« Quand tu décides de faire le cinéma, on te demande d’abord si tu es mariée » Delphine Yerbanga, réalisatrice
Delphine Yerbanga, réalisatrice

« Quand tu décides de faire le cinéma, on te demande d’abord si tu es mariée » Delphine Yerbanga, réalisatrice

La réalisatrice Delphine Yerbanga a remporté le prix du président du Faso à la 27e édition du Fespaco avec son documentaire ‘’sur les traces d’un migrant’’. Pour un coup d’essai, Delphine vient de laisser des traces indélébiles dans le palmarès du Fespaco.

 

Delphine Yerbanga laisse déjà ses traces au Fespaco. Avec son long métrage « sur les traces d’un migrant » la réalisatrice décroche le Président du Faso d’une valeur de cinq millions de FCFA.  De la réalisation télé à la réalisation cinéma, il n’y a qu’un pas. Delphine vient de franchire ce pas avec sa première participation en tant que réalisatrice cinéma. « Il n’y pas une grande différence à la réalisation télé et cinéma. Mais il faut surtout maitriser le langage cinématographique comme les valeurs de plans, et bien d’autres », rappelle la jeune lauréate. Pour y parvenir Delphine s’inscrit à l’Institut supérieur des technologies de l’information et de la communication (ISTIC), puis à l’institut cinématographique du Niger à Niamey. Elle décroche un Master II en réalisation documentaire et de création à l’université Gaston Berger à Dakar avant d’être engagée comme réalisatrice  à la télévision nationale du Burkina Faso.

CVAV, le déclic !

Adolescente, Delphine aimait raconter des histoires imaginaires. Dans l’association cœur vaillant âme vaillante (CVAV), elle concrétisait ces histoires à travers des sketchs. «  J’accompagnai un groupe d’enfant et je devais écrire des scenarii pour monter les pièces de théâtre. Cela a énormément forgé mes capacités de réflexion et aiguisé ma plume », s’en réjouit-elle. La jeune dame ne rate surtout pas les projections des films à l’occasion des Fespaco à l’espace Gambidi. Chaque édition était une aubaine pour elle de nourrir sa passion pour le cinéma.

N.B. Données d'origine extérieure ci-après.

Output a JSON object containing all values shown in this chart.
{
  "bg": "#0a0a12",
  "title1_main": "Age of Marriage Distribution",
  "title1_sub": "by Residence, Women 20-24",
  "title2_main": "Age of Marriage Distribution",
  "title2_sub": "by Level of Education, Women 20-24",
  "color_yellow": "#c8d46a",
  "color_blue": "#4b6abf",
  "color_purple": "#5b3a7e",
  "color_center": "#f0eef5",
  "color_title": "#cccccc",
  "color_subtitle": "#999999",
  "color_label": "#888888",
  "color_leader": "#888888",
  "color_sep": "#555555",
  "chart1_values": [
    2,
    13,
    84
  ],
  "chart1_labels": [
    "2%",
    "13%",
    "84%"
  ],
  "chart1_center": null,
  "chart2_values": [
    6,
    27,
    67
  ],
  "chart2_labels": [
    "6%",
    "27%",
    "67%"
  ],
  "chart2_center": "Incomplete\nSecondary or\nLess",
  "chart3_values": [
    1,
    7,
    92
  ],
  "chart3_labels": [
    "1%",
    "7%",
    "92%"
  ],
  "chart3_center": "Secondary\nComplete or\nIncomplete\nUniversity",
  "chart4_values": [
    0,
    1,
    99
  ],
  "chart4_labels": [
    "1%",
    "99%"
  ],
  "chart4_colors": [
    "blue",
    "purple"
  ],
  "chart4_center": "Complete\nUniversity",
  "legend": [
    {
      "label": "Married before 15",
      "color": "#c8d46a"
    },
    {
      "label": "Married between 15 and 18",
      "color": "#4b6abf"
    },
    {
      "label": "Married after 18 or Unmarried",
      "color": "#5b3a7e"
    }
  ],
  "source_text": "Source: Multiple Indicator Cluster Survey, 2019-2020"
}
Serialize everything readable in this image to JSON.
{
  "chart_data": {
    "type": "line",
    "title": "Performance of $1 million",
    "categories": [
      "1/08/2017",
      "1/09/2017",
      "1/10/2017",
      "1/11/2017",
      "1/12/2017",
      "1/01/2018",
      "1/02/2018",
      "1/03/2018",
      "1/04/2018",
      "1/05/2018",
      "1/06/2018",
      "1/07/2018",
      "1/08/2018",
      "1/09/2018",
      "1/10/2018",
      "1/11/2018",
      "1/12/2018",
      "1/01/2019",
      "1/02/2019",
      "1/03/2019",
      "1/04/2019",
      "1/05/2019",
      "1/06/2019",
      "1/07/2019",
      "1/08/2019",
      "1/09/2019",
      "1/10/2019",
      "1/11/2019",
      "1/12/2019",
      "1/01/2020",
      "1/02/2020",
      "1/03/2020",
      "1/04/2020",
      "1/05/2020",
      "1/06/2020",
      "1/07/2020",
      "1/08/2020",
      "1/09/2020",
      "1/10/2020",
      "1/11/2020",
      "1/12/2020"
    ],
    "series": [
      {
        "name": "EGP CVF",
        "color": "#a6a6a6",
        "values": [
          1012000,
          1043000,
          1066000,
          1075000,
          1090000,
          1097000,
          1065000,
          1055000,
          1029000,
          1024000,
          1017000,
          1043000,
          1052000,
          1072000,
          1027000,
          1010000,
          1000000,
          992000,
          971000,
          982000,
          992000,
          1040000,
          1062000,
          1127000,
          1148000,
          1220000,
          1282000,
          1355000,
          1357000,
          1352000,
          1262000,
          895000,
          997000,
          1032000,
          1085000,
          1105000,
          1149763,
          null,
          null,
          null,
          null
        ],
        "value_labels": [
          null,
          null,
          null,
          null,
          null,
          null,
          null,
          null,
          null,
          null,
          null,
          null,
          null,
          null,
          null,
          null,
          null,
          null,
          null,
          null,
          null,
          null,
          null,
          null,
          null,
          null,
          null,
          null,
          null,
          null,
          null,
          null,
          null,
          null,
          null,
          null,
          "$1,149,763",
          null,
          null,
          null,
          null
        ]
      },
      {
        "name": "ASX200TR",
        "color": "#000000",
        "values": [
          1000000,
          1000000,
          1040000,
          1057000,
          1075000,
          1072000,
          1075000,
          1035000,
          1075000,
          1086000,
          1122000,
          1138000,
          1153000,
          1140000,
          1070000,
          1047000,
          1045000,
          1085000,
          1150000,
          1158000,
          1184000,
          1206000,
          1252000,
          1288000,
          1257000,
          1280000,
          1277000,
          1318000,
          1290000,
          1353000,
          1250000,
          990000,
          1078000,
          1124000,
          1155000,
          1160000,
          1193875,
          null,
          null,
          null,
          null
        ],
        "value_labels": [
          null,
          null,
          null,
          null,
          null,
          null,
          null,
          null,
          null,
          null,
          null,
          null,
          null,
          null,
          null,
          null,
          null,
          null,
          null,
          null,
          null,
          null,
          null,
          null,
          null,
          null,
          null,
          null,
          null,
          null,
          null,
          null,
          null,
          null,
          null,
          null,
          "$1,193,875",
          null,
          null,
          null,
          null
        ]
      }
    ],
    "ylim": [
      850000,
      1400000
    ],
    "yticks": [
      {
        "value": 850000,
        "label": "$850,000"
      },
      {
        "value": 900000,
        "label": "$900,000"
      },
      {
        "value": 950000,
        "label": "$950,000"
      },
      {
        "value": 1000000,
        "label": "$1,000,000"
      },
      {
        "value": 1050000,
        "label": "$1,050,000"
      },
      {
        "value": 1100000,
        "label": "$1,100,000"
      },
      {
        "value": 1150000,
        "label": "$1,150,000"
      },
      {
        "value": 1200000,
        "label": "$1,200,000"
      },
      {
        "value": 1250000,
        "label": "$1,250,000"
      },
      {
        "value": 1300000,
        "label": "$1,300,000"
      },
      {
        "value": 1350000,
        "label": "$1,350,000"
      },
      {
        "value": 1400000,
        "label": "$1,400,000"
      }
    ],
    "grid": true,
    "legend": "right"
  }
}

Le cinéma, un métier d’homme ?!

Les portes du cinéma restent encore étroites pour les femmes, déplore Delphine Yerbanga. Elle rappelle que l’idée du métier de cinéma réservé aux hommes est toujours d’actualité. La preuve, témoigne-t-elle : «  Quand tu décides de faire le métier du cinéma, on te demande si tu es mariée, quand tu dis non, on te dit d’aller te marier d’abord avant de venir parce que tu risques de ne plus jamais te marier ». Les femmes dans le cinéma portent toujours les griffes de stigmatisations, de clichés, d’idées reçues et erronées, regrette Delphine. Le manque de femmes cadreurs constitue également une difficulté pour les réalisatrices en ce sens où beaucoup d’hommes n’apprécient pas être diriger par une femme. «  Il faut être véritablement forte et se fixer des objectifs quand on est femme et qu’on veut exercer ce métier de cinéma », dit-elle.

-« Les traces d’un migrant »-

« Les traces d’un migrant » retrace l’histoire d’une jumelle que Delphine a rencontrée à Dakar au Sénégal. «  Elles m’ont demandées de les aider à retrouver leur père et de connaitre leur famille d’origine burkinabè qu’elles n’avaient pas encore vu », explique la réalisatrice. La migration- poursuit-elle est un phénomène qui couvre beaucoup d’histoires tristes et de désespoir. «  Quand un migrant oublie qu’il a fondé un foyer et qu’il ne pense plus revenir, c’est que la blessure qu’il porte est grand et profonde », relate Delphine qui a tourné le documentaire pendant quatre ans.